By the middle of the 19th century, Munich breweries were tweaking their dunkels, and Bohemia and Vienna were perfecting their pale lagers by utilizing the above-mentioned techniques. Pilsners and pale lagers quickly replaced the weissebiers as everyday quaffs among the masses. Weissebier consumption fell dramatically, and wheat beers in Germany may well have vanished were it not for the tenacity, vision and confidence of Georg Schneider.
Schneider became the tenant of the ducal brewery in Kelheim in 1855 and began producing his own wheat beers. He wrested the brewing rights to weissebier from the dunkels brewery next door in 1872 and effectively ended the royal control of wheat beers. Thanks to some aggressive production, Schneider got wheat beers back into the mainstream, and they enjoyed something of a comeback in this period.
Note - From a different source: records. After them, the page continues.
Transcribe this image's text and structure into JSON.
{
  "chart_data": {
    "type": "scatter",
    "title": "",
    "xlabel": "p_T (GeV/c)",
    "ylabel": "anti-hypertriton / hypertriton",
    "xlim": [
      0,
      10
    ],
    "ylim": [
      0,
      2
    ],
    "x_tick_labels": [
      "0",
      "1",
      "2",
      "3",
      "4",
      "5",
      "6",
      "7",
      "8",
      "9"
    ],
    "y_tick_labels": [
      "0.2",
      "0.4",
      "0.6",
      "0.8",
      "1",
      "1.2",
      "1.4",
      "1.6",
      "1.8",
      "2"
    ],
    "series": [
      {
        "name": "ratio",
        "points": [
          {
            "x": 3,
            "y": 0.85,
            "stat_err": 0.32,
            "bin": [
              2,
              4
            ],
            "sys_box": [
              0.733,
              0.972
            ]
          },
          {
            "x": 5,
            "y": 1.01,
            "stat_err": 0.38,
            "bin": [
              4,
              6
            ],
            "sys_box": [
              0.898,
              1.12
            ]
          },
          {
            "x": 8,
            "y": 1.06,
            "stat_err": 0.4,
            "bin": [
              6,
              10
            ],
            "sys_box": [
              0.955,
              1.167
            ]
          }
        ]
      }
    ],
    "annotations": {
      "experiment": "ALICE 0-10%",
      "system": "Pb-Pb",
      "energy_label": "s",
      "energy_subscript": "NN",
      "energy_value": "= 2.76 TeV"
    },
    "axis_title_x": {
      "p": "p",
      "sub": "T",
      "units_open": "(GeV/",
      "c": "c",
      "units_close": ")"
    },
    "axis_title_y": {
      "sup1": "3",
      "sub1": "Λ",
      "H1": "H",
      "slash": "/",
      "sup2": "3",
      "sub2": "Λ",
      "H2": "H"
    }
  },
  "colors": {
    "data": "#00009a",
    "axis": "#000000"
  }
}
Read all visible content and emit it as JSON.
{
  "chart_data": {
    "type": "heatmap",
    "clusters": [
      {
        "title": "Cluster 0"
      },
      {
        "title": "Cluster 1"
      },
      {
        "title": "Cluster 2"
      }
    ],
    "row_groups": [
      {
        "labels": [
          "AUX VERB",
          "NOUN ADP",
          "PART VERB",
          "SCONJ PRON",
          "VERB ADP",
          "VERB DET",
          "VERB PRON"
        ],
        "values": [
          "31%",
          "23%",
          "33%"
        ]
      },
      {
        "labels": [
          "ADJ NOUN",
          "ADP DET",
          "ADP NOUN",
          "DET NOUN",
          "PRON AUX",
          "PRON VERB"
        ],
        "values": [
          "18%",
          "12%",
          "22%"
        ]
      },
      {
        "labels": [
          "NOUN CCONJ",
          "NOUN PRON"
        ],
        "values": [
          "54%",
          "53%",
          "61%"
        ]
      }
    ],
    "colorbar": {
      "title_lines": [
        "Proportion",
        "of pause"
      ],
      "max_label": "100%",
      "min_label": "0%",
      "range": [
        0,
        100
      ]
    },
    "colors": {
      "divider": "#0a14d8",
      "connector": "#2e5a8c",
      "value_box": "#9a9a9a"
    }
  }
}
For the next several decades, wheat beers hung tough but made up only a small fraction of all beer sold in Germany. It wasn’t until after World War II that they were rediscovered and their sales rejuvenated by the general populace.
Suddenly, and somewhat mysteriously, wheat beers have started to attract a new generation of admirers. Since the 1950s, these brews have steadily become more popular, even hip, to the point where, today, almost a quarter of all beer sold in Germany is wheat beer. Perhaps this revival is a reversion to things more natural, more traditional, or simply a rediscovery of the brewing complexity.
The same trend has sprung up in North America recently. Many microbreweries make authentic Bavarian wheat beers, and most decent multi-tap pubs have imported wheat beers in their portfolio. These days, the wheats are not hard to find.